The Albert B. Sabin Digitization Project: Super Sabin!

By Mary Kroeger Vuyk, Sabin Student Assistant

In 1983, Amanda Magary wrote Dr. Sabin to tell him “Your [sic] my hero!”

Faster than a speeding bullet, more powerful than a locomotive, able to leap tall buildings in a single bound! It’s a bird. It’s a plane. It’s Albert Sabin? While many may view Albert Sabin as a super scientist or a super doctor, I’m not entirely sure that many would consider him a Superhero. And yet… that’s exactly how hundreds of thousands of people worldwide viewed him almost 50 years ago.

While I was aware of Dr. Sabin’s contribution, it wasn’t until I began going through the letters sent to Sabin that I started to fully understand the impact that he had on the lives of others. In one letter, Julie Harrison writes, “How much you have enriched the lives of all of us! Your oral vaccine for polio is surely one of the greatest accomplishments. We do thank you; you are truly an American hero.”[1]

Lotta Li Chi shares these sentiments. In a letter dated 3/17/1987, Chi writes,

My late father often spoke of you with admiration and respect. You are one of the noted scientists that I should have as an example, and it is your foot-steps that I ought to follow. I think my late father understood and forgave me for not able to accomplish one-tenth of your achievements; nevertheless you are an inspiration for me, to always try to improve, and to do better.[2]

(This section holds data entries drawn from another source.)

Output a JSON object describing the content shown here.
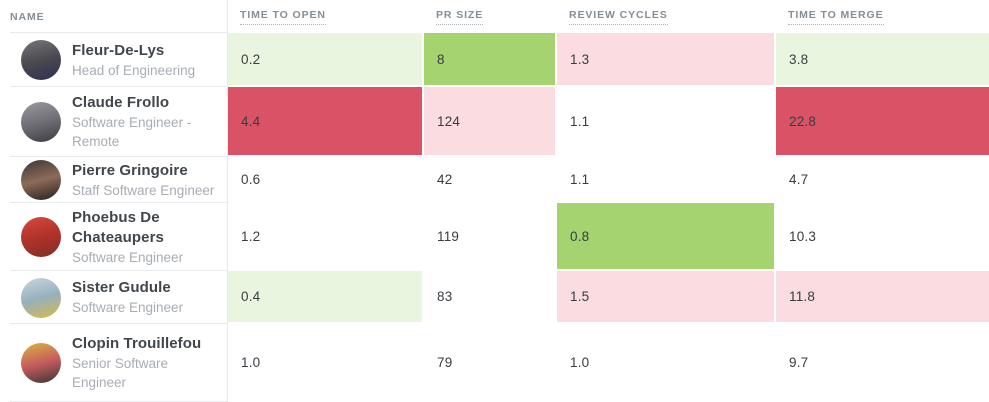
{
  "table": {
    "columns": [
      {
        "key": "name",
        "label": "Name"
      },
      {
        "key": "time_to_open",
        "label": "Time to Open"
      },
      {
        "key": "pr_size",
        "label": "PR Size"
      },
      {
        "key": "review_cycles",
        "label": "Review Cycles"
      },
      {
        "key": "time_to_merge",
        "label": "Time to Merge"
      }
    ],
    "palette": {
      "good-strong": "#a4d36f",
      "good-light": "#eaf5e0",
      "neutral": "#ffffff",
      "bad-light": "#fadce1",
      "bad-strong": "#d95266"
    },
    "rows": [
      {
        "name": "Fleur-De-Lys",
        "role": "Head of Engineering",
        "avatar_colors": [
          "#77777b",
          "#4a4a50",
          "#2e3050"
        ],
        "metrics": [
          {
            "value": "0.2",
            "level": "good-light"
          },
          {
            "value": "8",
            "level": "good-strong"
          },
          {
            "value": "1.3",
            "level": "bad-light"
          },
          {
            "value": "3.8",
            "level": "good-light"
          }
        ]
      },
      {
        "name": "Claude Frollo",
        "role": "Software Engineer - Remote",
        "avatar_colors": [
          "#9a9aa0",
          "#6f6f75",
          "#3c3c42"
        ],
        "metrics": [
          {
            "value": "4.4",
            "level": "bad-strong"
          },
          {
            "value": "124",
            "level": "bad-light"
          },
          {
            "value": "1.1",
            "level": "neutral"
          },
          {
            "value": "22.8",
            "level": "bad-strong"
          }
        ]
      },
      {
        "name": "Pierre Gringoire",
        "role": "Staff Software Engineer",
        "avatar_colors": [
          "#3b3734",
          "#8d6b59",
          "#22201e"
        ],
        "metrics": [
          {
            "value": "0.6",
            "level": "neutral"
          },
          {
            "value": "42",
            "level": "neutral"
          },
          {
            "value": "1.1",
            "level": "neutral"
          },
          {
            "value": "4.7",
            "level": "neutral"
          }
        ]
      },
      {
        "name": "Phoebus De Chateaupers",
        "role": "Software Engineer",
        "avatar_colors": [
          "#d6493f",
          "#b03229",
          "#7e2f27"
        ],
        "metrics": [
          {
            "value": "1.2",
            "level": "neutral"
          },
          {
            "value": "119",
            "level": "neutral"
          },
          {
            "value": "0.8",
            "level": "good-strong"
          },
          {
            "value": "10.3",
            "level": "neutral"
          }
        ]
      },
      {
        "name": "Sister Gudule",
        "role": "Software Engineer",
        "avatar_colors": [
          "#c8d8e0",
          "#97b0bd",
          "#d8b94a"
        ],
        "metrics": [
          {
            "value": "0.4",
            "level": "good-light"
          },
          {
            "value": "83",
            "level": "neutral"
          },
          {
            "value": "1.5",
            "level": "bad-light"
          },
          {
            "value": "11.8",
            "level": "bad-light"
          }
        ]
      },
      {
        "name": "Clopin Trouillefou",
        "role": "Senior Software Engineer",
        "avatar_colors": [
          "#d8b843",
          "#c75b5e",
          "#3a3633"
        ],
        "metrics": [
          {
            "value": "1.0",
            "level": "neutral"
          },
          {
            "value": "79",
            "level": "neutral"
          },
          {
            "value": "1.0",
            "level": "neutral"
          },
          {
            "value": "9.7",
            "level": "neutral"
          }
        ]
      }
    ]
  }
}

Not only did adults understand and appreciate the magnitude of his efforts, but children did as well. James Dye, an elementary student at Hays School wrote to Sabin on 5/11/1960. In his letter he wrote, “I think you are a wonderful man and the world needs more of your kind today. I also think your vaccine will be carried all over the world and will save many lives. You will become the savior of millions.”[3]

In a 1984 letter to Dr. Sabin, Thurman Hamlet wrote, “I think you are a national hero because you helped conquer polio.”

Letters such as this make it clear that people of all ages were keenly aware of the significance of Dr. Sabin’s discovery. They understood that this man was worthy of their undying admiration for providing them with the answer to their prayers. For many, he was a trail blazer, a role model, a savior, and a hero.

I’ll admit that I take it for granted that my children will never fall victim to the polio virus. I suspect that I’m not alone on this. But, reading through the letters Dr. Sabin received from countless mothers, fathers, and children, I am reminded that others were not so lucky. Clearly, I owe Dr. Sabin a debt of gratitude. And…while I don’t expect to see any Dr. Sabin Action Figures on store shelves any time soon, he truly was a super hero.

[1] Letter from Julie Harrison to Albert Sabin dated January 29, 1988.
[2] Letter from Lotta Li Chi to Albert Sabin dated March 17, 1987.
[3] Box 3, Folder 57 – Albert B. Sabin Archives: Oral Poliovirus Vaccine – Correspondence – Letters from Hays School students – May 1960.

In 2010, the University of Cincinnati Libraries received a $314,258 grant from the National Endowment for the Humanities (NEH) to digitize the correspondence and photographs of Dr. Albert B. Sabin. This digitization project has been designated a NEH “We the People” project, an initiative to encourage and strengthen the teaching, study, and understanding of American history and culture through the support of projects that explore significant events and themes in our nation’s history and culture and that advance knowledge of the principles that define America. Any views, findings, conclusions, or recommendations expressed in this blog do not necessarily reflect those of the National Endowment for the Humanities.